The past quarter witnessed developments in the company law regime to align rules under the Companies Act, 2013 with restrictions previously imposed under exchange control laws on FDI from neighbouring countries. Validity of the de minimis exemption for merger control clearances was also extended for a further period of five years.

Arnav DayalPartner

Sanjna VijhSenior Associate

Yashita GourAssociate

Mergers and acquisitions (M&A) deal-making activity remained robust in India during the preceding quarter, driven by big ticket transactions in the healthcare, technology and renewable energy sectors. At the same time, concerns of a potential slowdown continued, with increasing inflation pressures and volatility in the public markets across the globe. Signals of some distress also emerged in the start-up space with talk of potential down-rounds and delayed initial public offerings.

Key Developments

  • Foreign exchange laws and compliances

    • Restrictions on foreign direct investment from neighbouring countries

      In April 2020, the Government of India introduced restrictions on foreign direct investment (FDI) by an entity that is situated in a country that shares a land border with India (i.e., China, Bangladesh, Pakistan, Afghanistan, Bhutan, Nepal and Myanmar) or whose beneficial owner is a resident of such country, with any such investment requiring prior government approval.

      The Ministry of Corporate Affairs (MCA) has now issued the following amendments to the rules under the Companies Act, 2013 (Companies Act) to align with the FDI restrictions, with the obligation of compliance falling on the Indian investee companies.

      • Companies (Prospectus and Allotment of Securities) Amendment Rules, 2022

        Indian entities are prohibited from offering securities through private placement to entities incorporated in a country which shares a land border with India, unless government approval is obtained under the Foreign Exchange Management (Non-debt Instruments) Rules, 2019 (NDI Rules).

      • The Companies (Appointment and Qualification of Directors) Amendment Rules, 2022

        Persons seeking appointment as a director of a company, who are nationals of a country which shares a land border with India, now require security clearance from the Ministry of Home Affairs, Government of India.

      • The Companies (Compromises, Arrangements and Amalgamations) Amendment Rules, 2022

        For a combination between an Indian entity and an entity incorporated in a country which shares a land border with India, entities are mandated to disclose whether they are required to obtain prior approval under the NDI Rules.

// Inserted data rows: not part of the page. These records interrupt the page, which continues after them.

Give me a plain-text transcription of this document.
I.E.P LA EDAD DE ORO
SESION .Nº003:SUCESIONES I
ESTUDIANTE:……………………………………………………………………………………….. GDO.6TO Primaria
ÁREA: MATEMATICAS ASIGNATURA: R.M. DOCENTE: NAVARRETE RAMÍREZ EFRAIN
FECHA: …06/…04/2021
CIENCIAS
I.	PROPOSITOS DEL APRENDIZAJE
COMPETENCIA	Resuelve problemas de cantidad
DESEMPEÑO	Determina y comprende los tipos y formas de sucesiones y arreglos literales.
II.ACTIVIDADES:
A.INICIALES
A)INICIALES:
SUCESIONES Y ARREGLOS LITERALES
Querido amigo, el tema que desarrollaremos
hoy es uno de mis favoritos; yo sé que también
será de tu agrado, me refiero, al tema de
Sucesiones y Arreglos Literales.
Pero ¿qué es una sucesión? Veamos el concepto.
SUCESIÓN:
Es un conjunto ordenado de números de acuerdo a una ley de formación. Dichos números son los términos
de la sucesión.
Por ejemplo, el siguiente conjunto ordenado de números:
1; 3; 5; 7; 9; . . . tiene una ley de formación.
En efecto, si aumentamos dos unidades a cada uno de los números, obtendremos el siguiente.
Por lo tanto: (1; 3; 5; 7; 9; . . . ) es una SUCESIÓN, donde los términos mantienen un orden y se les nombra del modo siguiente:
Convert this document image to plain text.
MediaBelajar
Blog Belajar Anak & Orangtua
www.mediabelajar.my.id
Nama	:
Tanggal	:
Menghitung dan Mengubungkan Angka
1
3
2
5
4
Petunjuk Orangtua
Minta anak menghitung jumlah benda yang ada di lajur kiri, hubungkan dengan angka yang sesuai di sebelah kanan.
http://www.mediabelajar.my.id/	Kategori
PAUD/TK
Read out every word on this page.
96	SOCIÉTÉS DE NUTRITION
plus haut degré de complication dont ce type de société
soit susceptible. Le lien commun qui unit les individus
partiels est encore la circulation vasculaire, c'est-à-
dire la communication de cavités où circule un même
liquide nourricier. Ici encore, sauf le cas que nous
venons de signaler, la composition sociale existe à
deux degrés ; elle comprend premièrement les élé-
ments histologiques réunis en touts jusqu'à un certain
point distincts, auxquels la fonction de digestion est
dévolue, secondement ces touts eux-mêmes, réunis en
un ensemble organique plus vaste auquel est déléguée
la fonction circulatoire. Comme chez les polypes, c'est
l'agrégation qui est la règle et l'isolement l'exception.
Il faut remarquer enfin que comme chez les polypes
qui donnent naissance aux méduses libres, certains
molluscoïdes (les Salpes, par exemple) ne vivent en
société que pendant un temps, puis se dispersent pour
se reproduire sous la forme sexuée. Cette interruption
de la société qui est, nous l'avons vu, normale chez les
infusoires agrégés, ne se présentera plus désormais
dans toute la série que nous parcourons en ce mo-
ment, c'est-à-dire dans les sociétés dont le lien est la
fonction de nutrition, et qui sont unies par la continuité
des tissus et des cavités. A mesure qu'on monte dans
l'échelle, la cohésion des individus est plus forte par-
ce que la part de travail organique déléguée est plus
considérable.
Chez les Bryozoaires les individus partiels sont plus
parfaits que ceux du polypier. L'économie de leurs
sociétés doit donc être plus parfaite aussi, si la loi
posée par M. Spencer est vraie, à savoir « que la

      • The Companies (Share Capital and Debentures) Amendment Rules, 2022

        The format of the share transfer form under the rules, i.e., form SH-4, has been revised to include a declaration that the transferee is not required to obtain government approval under the NDI Rules prior to transfer of shares, or where the transferee is required to obtain government approval, the same has been obtained and enclosed with the form.

  • Merger control compliances

    In 2017, the Government of India, through the MCA had exempted enterprises from seeking prior merger control approvals where the value of assets of the target enterprise, including its divisions, units and subsidiaries in India was either less than INR 350 crores or the turnover was less than INR 1,000 crores (De-Minimis Exemption). The De Minimis Exemption was initially available for a period of 5 years until March 2022. In a move widely anticipated by the industry, the MCA through notification extended the De Minimis Exemption benefit for a further period of 5 years, until March 2027.

    The Competition Commission of India (CCI) has also published a revised format of Form-II (Long Form Notification), used for filing information with the CCI by parties when the combined market share of the parties exceeds 15% in cases of horizontal overlap or the combined market share of the parties, who operates in vertically linked markets exceeds 25% in either the upstream or the downstream market. The changes to the Long Form Notification simplify and streamline information requirements, and make its information fields modular and in line with the revised Form-I (short form of merger notification) published in August 2019.

Looking ahead, further developments are expected to streamline the Companies Act, as the Company Law Committee, set up in 2019 by MCA to suggest reforms and amendments to the Companies Act, has published a draft report on 13 April 2022. To ease burden of compliances and address ambiguities, some of the suggestions made by the Committee include (i) providing ongoing flexibility (instead of temporary exemptions) for companies to hold general meetings in virtual, physical or hybrid mode, (ii) creating an electronic platform for maintenance of statutory registers by companies, (iii) recognising issuance and holding of Restricted Stock Units and Stock Appreciation Rights which are employee compensation schemes linked to the shares of a company, that do not involve actually holding shares, (iv) clarification that 'free reserves' should be explicitly included in calculating buy-back of equity shares, and (v) recognition and regulation of special purpose acquisition companies under the Companies Act.

With threats of a recession emerging in the West and continuing volatility from geopolitical events, it will be interesting to see the impact on M&A activity in the coming months. While a degree of turbulence is expected, deployment pressures for private capital and attractive opportunities on account of valuation corrections may continue to drive deal-making.